Friday, August 28, 2015

 

Bring Out the Template

Nicholas Kristof is not my favorite columnist at the NYT; in fact, I rarely read anyone there more than a couple of times a year. But when I read this, I had a profound sense of deja vu, and I had to think back to the last time I read Kristof. It turns out that for each shooting, where he gives a rat's behind about the victims, he drags out the same column and fills in the blanks. It's never about the shooter or victims with Kristof, each criminal tragedy is a chance for him once again call for more legislation about guns. It's always about trampling on an actual, in writing, in the Constitution (amendments thereto) right in the wan hope of saving lives.

So I drag out my tried and true response: If the murder statute didn't stop the murderer, what makes you think any other law will?

It's a question to which I have never received a response.

He says we need to regulate the safety of firearms as we have regulated the safety of cars. This is a stupid comparison, because cars are meant to carry us from point A to B and it is only carelessness and bad luck which tangentially cause 33,000 deaths in cars each year (and that number is way down from even 25 years ago when it was 50,000 per year). A gun, on the other hand is specifically designed and intended to kill, to put a metal pellet at speed into flesh, and for handguns, into human flesh. They are designed to cause death as their primary function. There is no safety fix for that. It is moronic to talk about making guns safer in a similar way it would be moronic not to try to make cars safer. And it sounds stupider every time he repeats it.

He then talks about our gun homicide rate but includes suicides in that figure. That's dishonest because banning or limiting access to gun doesn't really affect the rate of suicide, it just affects the method used to self murder. So including the suicide deaths merely makes the problem with gun violence seem worse and nothing Kristof and his ilk propose will touch the suicide rate. Don't believe me? Let's start with Kristof:

Australia is a model. In 1996, after a mass shooting there, the country united behind tougher firearm restrictions. The Journal of Public Health Policy notes that the firearm suicide rate dropped by half in Australia over the next seven years, and the firearm homicide rate was almost halved.
Firearm suicides were halved! Wow, I guess that means that there were far fewer suicides down there then, right? No, people just began to hang themselves more. Here are the numbers of suicides from Australia's official statistics for the following years:

1994     2,258
1995     2,367
1996     2,393  (this is the year the gun bans were passed)
1997     2,722
1998     2,683
1999     2,492
2000     2,362
2001     2,457
2002     2.320
2003     2,214
2004     2,098
2005     2,102
2006     1,799
2007     1,881 (hooray! suicides are down some 23%, maybe there is something to gun bans)
2008     2,282
2009     2,132
2010     2,361
2011     2,273
2012     2,535
2013     2,522  (no, darn, the rate is back up, in fact, it's higher than the pre-gun-ban rate.

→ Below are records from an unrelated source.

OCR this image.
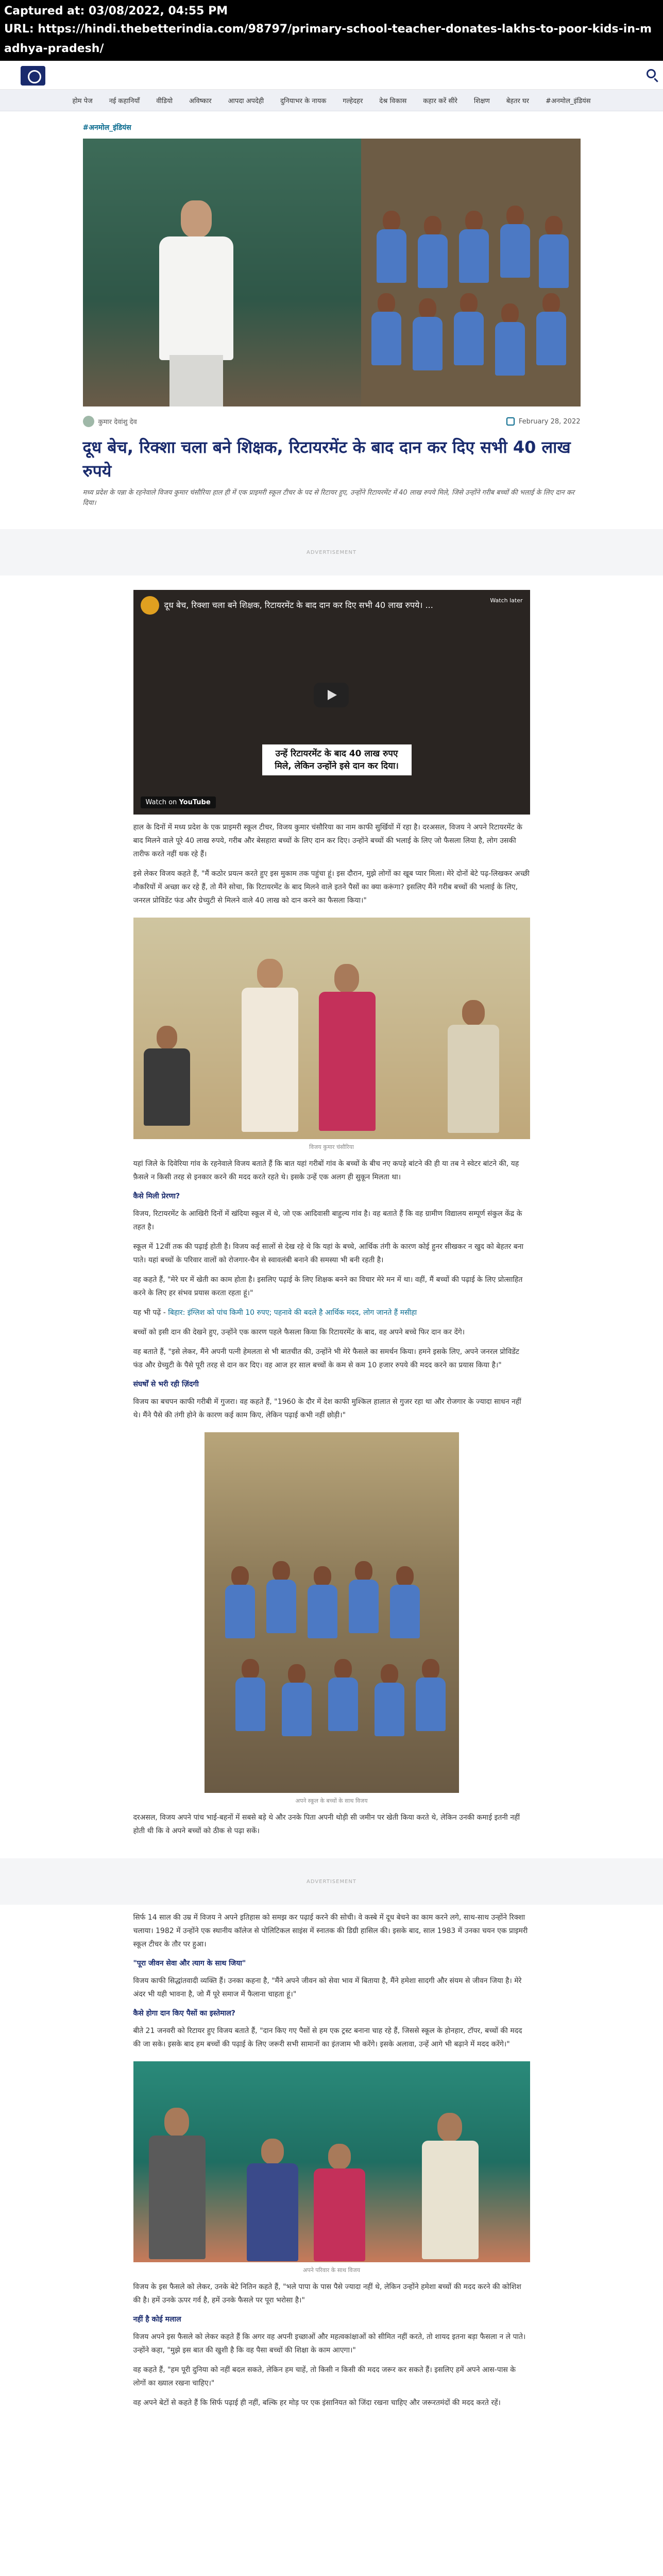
Captured at: 03/08/2022, 04:55 PM
URL: https://hindi.thebetterindia.com/98797/primary-school-teacher-donates-lakhs-to-poor-kids-in-madhya-pradesh/
होम पेज नई कहानियाँ वीडियो अविष्कार आपदा अपदेही दुनियाभर के नायक गल्हेदहर देश्र विकास कहार करें सीरे शिक्षण बेहतर घर #अनमोल_इंडियंस
#अनमोल_इंडियंस
कुमार देवांशु देव	February 28, 2022
दूध बेच, रिक्शा चला बने शिक्षक, रिटायरमेंट के बाद दान कर दिए सभी 40 लाख रुपये

मध्य प्रदेश के पन्ना के रहनेवाले विजय कुमार चंसौरिया हाल ही में एक प्राइमरी स्कूल टीचर के पद से रिटायर हुए, उन्होंने रिटायरमेंट में 40 लाख रुपये मिले, जिसे उन्होंने गरीब बच्चों की भलाई के लिए दान कर दिया।

ADVERTISEMENT
दूध बेच, रिक्शा चला बने शिक्षक, रिटायरमेंट के बाद दान कर दिए सभी 40 लाख रुपये। ...	Watch later
उन्हें रिटायरमेंट के बाद 40 लाख रुपए मिले, लेकिन उन्होंने इसे दान कर दिया।
Watch on YouTube

हाल के दिनों में मध्य प्रदेश के एक प्राइमरी स्कूल टीचर, विजय कुमार चंसौरिया का नाम काफी सुर्खियों में रहा है। दरअसल, विजय ने अपने रिटायरमेंट के बाद मिलने वाले पूरे 40 लाख रुपये, गरीब और बेसहारा बच्चों के लिए दान कर दिए। उन्होंने बच्चों की भलाई के लिए जो फैसला लिया है, लोग उसकी तारीफ करते नहीं थक रहे हैं।

इसे लेकर विजय कहते हैं, "मैं कठोर प्रयत्न करते हुए इस मुकाम तक पहुंचा हूं। इस दौरान, मुझे लोगों का खूब प्यार मिला। मेरे दोनों बेटे पढ़-लिखकर अच्छी नौकरियों में अच्छा कर रहे हैं, तो मैंने सोचा, कि रिटायरमेंट के बाद मिलने वाले इतने पैसों का क्या करूंगा? इसलिए मैंने गरीब बच्चों की भलाई के लिए, जनरल प्रोविडेंट फंड और ग्रेच्युटी से मिलने वाले 40 लाख को दान करने का फैसला किया।"

विजय कुमार चंसौरिया

यहां जिले के दिवेरिया गांव के रहनेवाले विजय बताते हैं कि बात यहां गरीबों गांव के बच्चों के बीच नए कपड़े बांटने की ही या तब ने स्वेटर बांटने की, यह फ़ैसले न किसी तरह से इनकार करने की मदद करते रहते थे। इसके उन्हें एक अलग ही सुकून मिलता था।

कैसे मिली प्रेरणा?

विजय, रिटायरमेंट के आखिरी दिनों में खंदिया स्कूल में थे, जो एक आदिवासी बाहुल्य गांव है। वह बताते हैं कि वह ग्रामीण विद्यालय सम्पूर्ण संकुल केंद्र के तहत है।

स्कूल में 12वीं तक की पढ़ाई होती है। विजय कई सालों से देख रहे थे कि यहां के बच्चे, आर्थिक तंगी के कारण कोई हुनर सीखकर न खुद को बेहतर बना पाते। यहां बच्चों के परिवार वालों को रोजगार-चैन से स्वावलंबी बनाने की समस्या भी बनी रहती है।

वह कहते हैं, "मेरे घर में खेती का काम होता है। इसलिए पढ़ाई के लिए शिक्षक बनने का विचार मेरे मन में था। वहीं, मैं बच्चों की पढ़ाई के लिए प्रोत्साहित करने के लिए हर संभव प्रयास करता रहता हूं।"

यह भी पढ़ें - बिहार: इंग्लिश को पांच किमी 10 रुपए; पहनावे की बदले है आर्थिक मदद, लोग जानते हैं मसीहा

बच्चों को इसी दान की देखने हुए, उन्होंने एक कारण पहले फैसला किया कि रिटायरमेंट के बाद, वह अपने बच्चे फिर दान कर देंगे।

वह बताते हैं, "इसे लेकर, मैंने अपनी पत्नी हेमलता से भी बातचीत की, उन्होंने भी मेरे फैसले का समर्थन किया। हमने इसके लिए, अपने जनरल प्रोविडेंट फंड और ग्रेच्युटी के पैसे पूरी तरह से दान कर दिए। वह आज हर साल बच्चों के कम से कम 10 हजार रुपये की मदद करने का प्रयास किया है।"

संघर्षों से भरी रही ज़िंदगी

विजय का बचपन काफी गरीबी में गुजरा। वह कहते हैं, "1960 के दौर में देश काफी मुश्किल हालात से गुजर रहा था और रोजगार के ज्यादा साधन नहीं थे। मैंने पैसे की तंगी होने के कारण कई काम किए, लेकिन पढ़ाई कभी नहीं छोड़ी।"

अपने स्कूल के बच्चों के साथ विजय

दरअसल, विजय अपने पांच भाई-बहनों में सबसे बड़े थे और उनके पिता अपनी थोड़ी सी जमीन पर खेती किया करते थे, लेकिन उनकी कमाई इतनी नहीं होती थी कि वे अपने बच्चों को ठीक से पढ़ा सकें।

ADVERTISEMENT

सिर्फ 14 साल की उम्र में विजय ने अपने इतिहास को समझ कर पढ़ाई करने की सोची। वे कस्बे में दूध बेचने का काम करने लगे, साथ-साथ उन्होंने रिक्शा चलाया। 1982 में उन्होंने एक स्थानीय कॉलेज से पोलिटिकल साइंस में स्नातक की डिग्री हासिल की। इसके बाद, साल 1983 में उनका चयन एक प्राइमरी स्कूल टीचर के तौर पर हुआ।

"पूरा जीवन सेवा और त्याग के साथ जिया"

विजय काफी सिद्धांतवादी व्यक्ति हैं। उनका कहना है, "मैंने अपने जीवन को सेवा भाव में बिताया है, मैंने हमेशा सादगी और संयम से जीवन जिया है। मेरे अंदर भी यही भावना है, जो मैं पूरे समाज में फैलाना चाहता हूं।"

कैसे होगा दान किए पैसों का इस्तेमाल?

बीते 21 जनवरी को रिटायर हुए विजय बताते हैं, "दान किए गए पैसों से हम एक ट्रस्ट बनाना चाह रहे हैं, जिससे स्कूल के होनहार, टॉपर, बच्चों की मदद की जा सके। इसके बाद हम बच्चों की पढ़ाई के लिए जरूरी सभी सामानों का इंतजाम भी करेंगे। इसके अलावा, उन्हें आगे भी बढ़ाने में मदद करेंगे।"

अपने परिवार के साथ विजय

विजय के इस फैसले को लेकर, उनके बेटे नितिन कहते हैं, "भले पापा के पास पैसे ज्यादा नहीं थे, लेकिन उन्होंने हमेशा बच्चों की मदद करने की कोशिश की है। हमें उनके ऊपर गर्व है, हमें उनके फैसले पर पूरा भरोसा है।"

नहीं है कोई मलाल

विजय अपने इस फैसले को लेकर कहते हैं कि अगर वह अपनी इच्छाओं और महत्वकांक्षाओं को सीमित नहीं करते, तो शायद इतना बड़ा फैसला न ले पाते। उन्होंने कहा, "मुझे इस बात की खुशी है कि वह पैसा बच्चों की शिक्षा के काम आएगा।"

वह कहते हैं, "हम पूरी दुनिया को नहीं बदल सकते, लेकिन हम चाहें, तो किसी न किसी की मदद जरूर कर सकते हैं। इसलिए हमें अपने आस-पास के लोगों का ख्याल रखना चाहिए।"

वह अपने बेटों से कहते हैं कि सिर्फ पढ़ाई ही नहीं, बल्कि हर मोड़ पर एक इंसानियत को जिंदा रखना चाहिए और जरूरतमंदों की मदद करते रहें।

Hmmm)

So, using Australia as a model, banning certain types of guns here in America would have no effect on the actual number of suicides. It's like this for every "reasonable regulation" the gun haters propose. You degrade and infringe on the actual constitutional right and only the law abiding obey and the law serves no other useful purpose. But I do have to admire this: Kristof actually proposes a few regulation. Usually the lefty gun grabbers dodge the actual remedy part of gun control.

We need universal background checks with more rigorous screening, limits on gun purchases to one a month to reduce trafficking, safe storage requirements, serial number markings that are more difficult to obliterate, waiting periods to buy a handgun — and more research on what steps would actually save lives.

These proposed laws are each part of the old template. Let's keep with suicides for a bit. How are safe storage, more durable serial numbers and one gun purchase a month designed to stop suicides? No effect whatsoever. These three would also have no effect on gun crime either. You can hold two guns at one time but unless you bring them up to your eyes, like Harvey Keitel in Reservoir Dogs, you can only aim one at a time. That's why gunmen usually have only one gun and multiple magazines for reloading. Silly, ineffective proposed gun laws.

The universal background checks have never been shown to stop or even slow, in the slightest way, gun crime (or even suicide using a gun) and the waiting period is such a loser that it has been nearly completely subsumed into the instant background check system.

I wonder how Kristof would feel about having fill out a form in order to get the government's permission to effect one's first amendment rights. He probably wouldn't be OK with it. Ditto for me and the second.

UPDATE: Now we have a study that shows beyond a shadow of a doubt what we gun nuts have long strongly suspected. Criminals don't buy guns at gun stores or gun shows. Nor do they obtain them from people who would obey the law regarding a "universal background check." Universal background checks would only inconvenience the law abiding without stopping gun crime in any appreciable way. Not my idea of a solution to gun violence.